Sure. So look, it's been -- it's only been a couple of days -- well, a little over a week that we're in this horrific situation over in Ukraine. So we'll see how things play out. But look, this isn't the first time that volatility has struck our commodity markets. And so I can tell you that everything is running really smoothly at those clearing assets. Every margin call has been met within an hour, if not less. And so we're seeing -- and again, that comes back to laying the groundwork with our customers, having them understand the procedures and the processes that are in place and how things work. And so being able to have that constant communication, it's not something that -- it just happens when volatility hits, it's having constant dialogue and conversation with those customers, with regulators throughout the low volatile periods as well. And so everything is running smoothly on that front.

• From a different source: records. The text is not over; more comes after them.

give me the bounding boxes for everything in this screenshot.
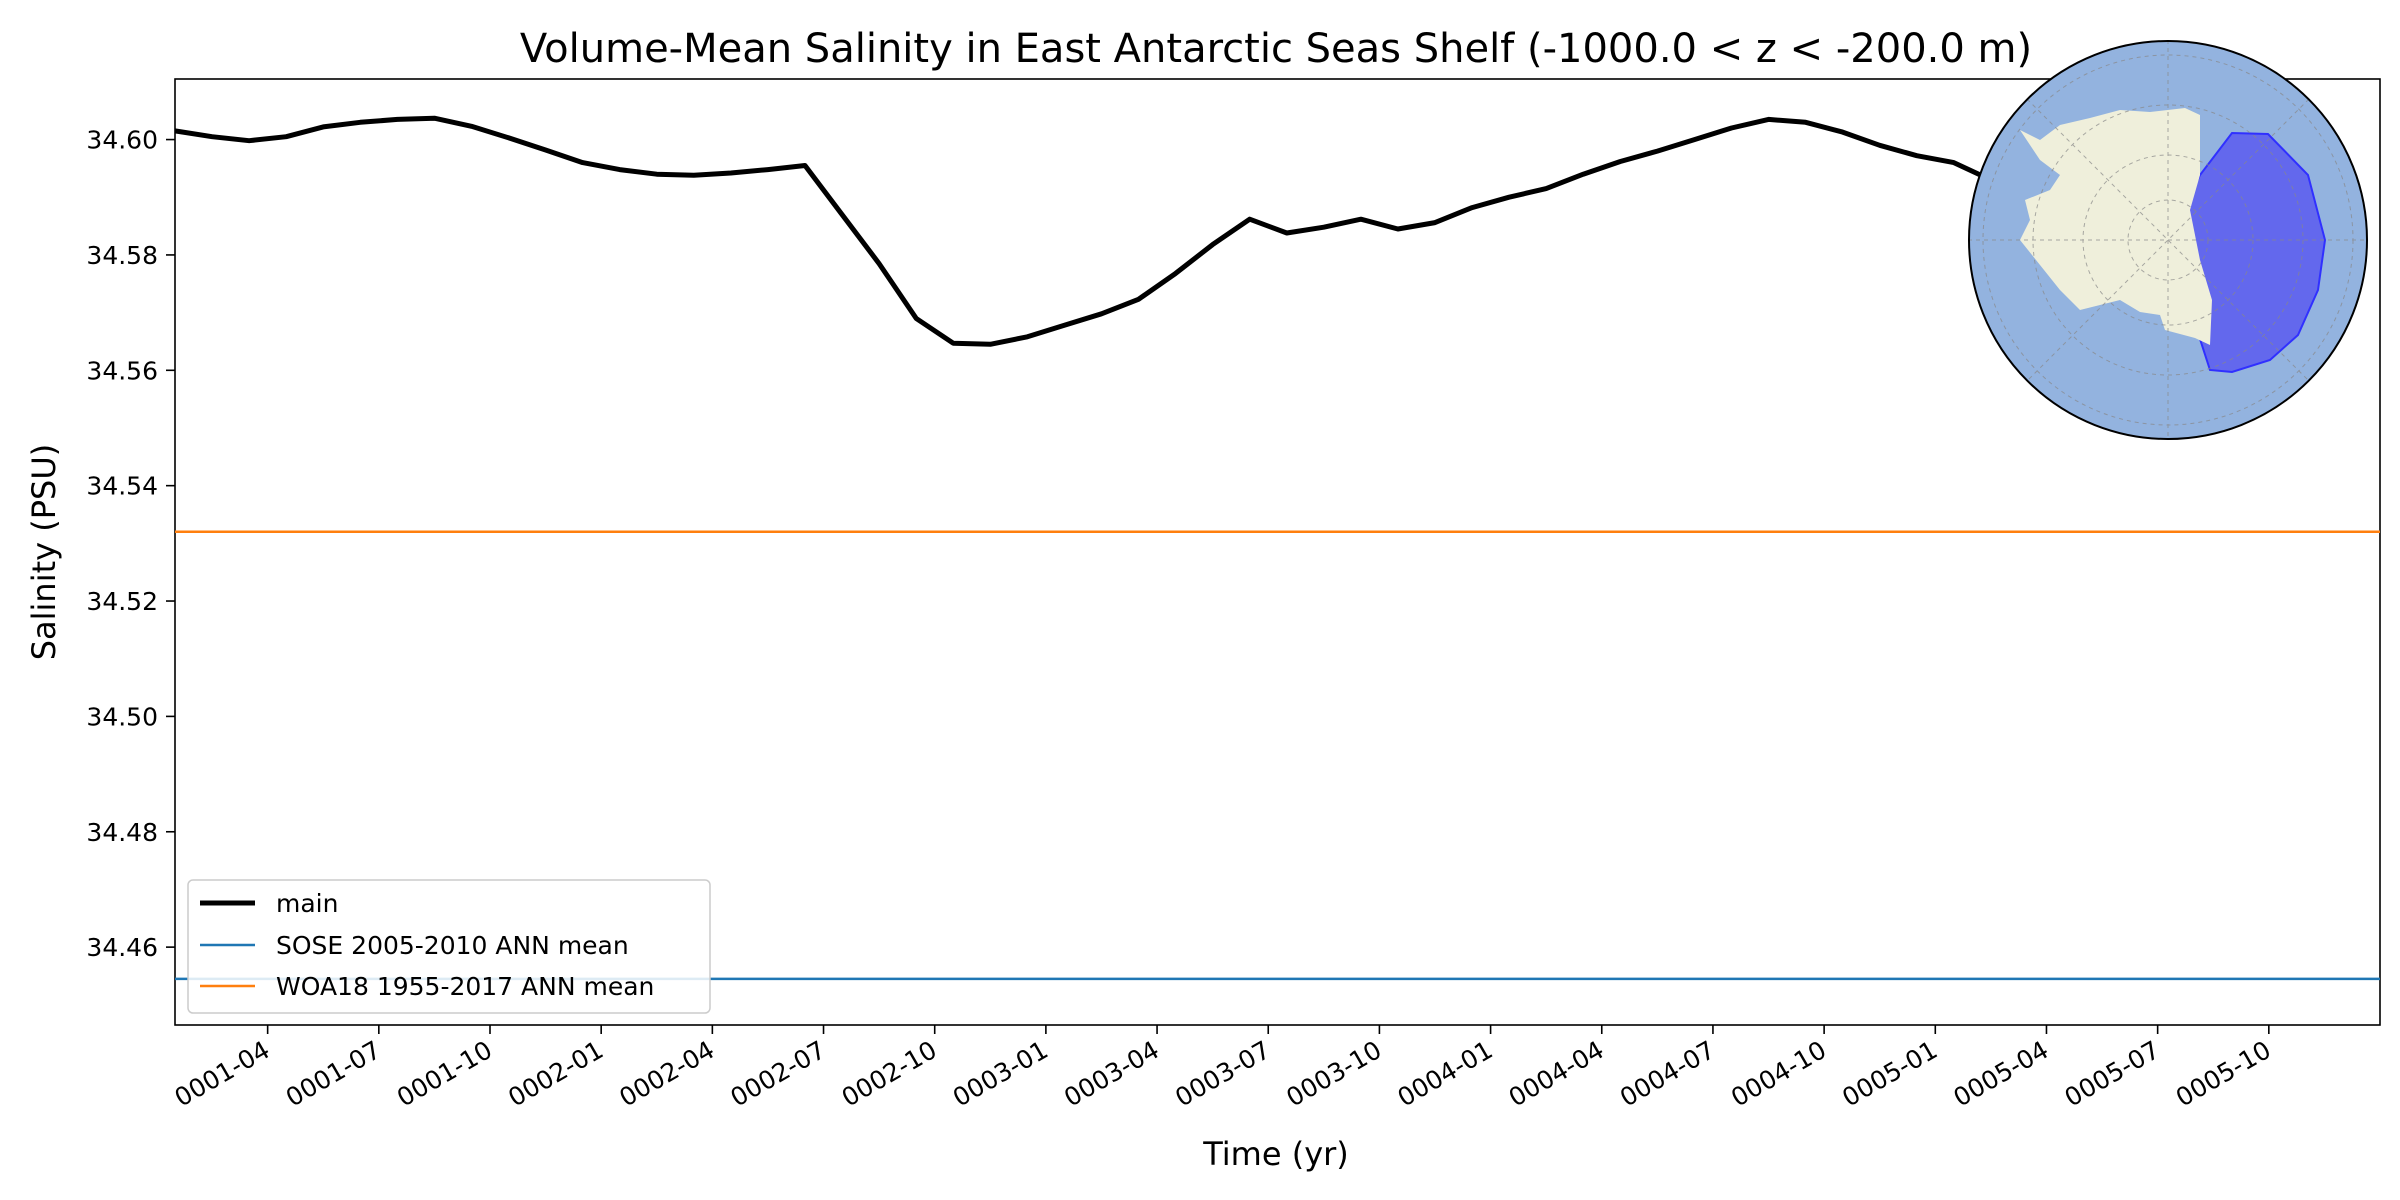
antarctica-region-map-icon	[1968, 40, 2368, 440]
x-axis-label: Time (yr)	[1202, 1135, 1349, 1173]
y-tick-label: 34.54	[86, 472, 158, 501]
chart-title: Volume-Mean Salinity in East Antarctic S…	[520, 26, 2032, 72]
plot-area	[174, 78, 2381, 1026]
legend-label-woa18: WOA18 1955-2017 ANN mean	[276, 972, 654, 1001]
y-tick-label: 34.60	[86, 126, 158, 155]
legend-label-main: main	[276, 889, 338, 918]
y-axis-label: Salinity (PSU)	[25, 444, 63, 661]
legend: main SOSE 2005-2010 ANN mean WOA18 1955-…	[187, 879, 711, 1014]
y-tick-label: 34.46	[86, 933, 158, 962]
y-tick-label: 34.56	[86, 356, 158, 385]
y-tick-label: 34.58	[86, 241, 158, 270]
y-tick-label: 34.48	[86, 818, 158, 847]
y-tick-label: 34.50	[86, 702, 158, 731]
legend-label-sose: SOSE 2005-2010 ANN mean	[276, 931, 629, 960]
y-tick-label: 34.52	[86, 587, 158, 616]
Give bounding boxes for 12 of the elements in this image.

And so we're pleased and -- with that and the performance of those businesses. I mean the way to think about our risk at the moment, though, is really we have skin in the game, a couple of hundred million dollars within that clearing house. It's generally a level that's well within the range that our top 10 clearinghouse members post in terms of capital as well. So we're very much aligned with them in that way. But other than that, our job is to operate those clearinghouses and help manage the risk as it comes through and it's something we've been able to do through many different types of macroeconomic and volatility events in the past.

Patrick O'Shaughnessy

analyst
#21

All right. Maybe time for one more question. I don't see any more hands up. So I'll ask a question about the fixed income segment. You mentioned the index business, and that's become sizable and seems to be growing at a healthy pace. What are some of the other key areas of growth within the fixed income segment?

Warren Gardiner

executive
#22

So index is -- you're right. It's an important part of that business. It's been growing at -- I don't know that I mentioned it in the slide, but growing at a double-digit rate, again, part of our ability to not only grow within an asset class, it's growing pretty healthily on its own, but also add new AUM through index switches and things of that nature as well. But -- and so that's an important part of it. It's a little less than 10% of that fixed income and data analytics line. Other areas within that, that have grown nicely are our front office tools. And so it's things like best execution within fixed income, liquidity indicators, reference data, which was sort of a smaller part of what IDC did when we purchased it, but they had all the tools to make that a bigger product, and that's something we've invested in and built out over time and of course, marries well with the pricing service that core foundational product that they have. And so that's been doing well. Not really a front office tool, but an important product area. And so it's been products such as that, particularly in the front office, where front office tools have been growing about double digits, too. Those areas are why that business or a large part of why that business, which was, again, was kind of a lower single-digit grower has been able to double -- or we've been able to double the growth in those businesses over the last 5 years or so is investing in those products, adding new customers and expanding that network into other areas of the asset class.

Patrick O'Shaughnessy

analyst
#23

Terrific. Well, with that, I think we're out of time. But thank you, everybody, for joining us, and thank you, Warren.

Warren Gardiner

executive
#24

Yes. Thanks, Patrick. Thanks, everybody.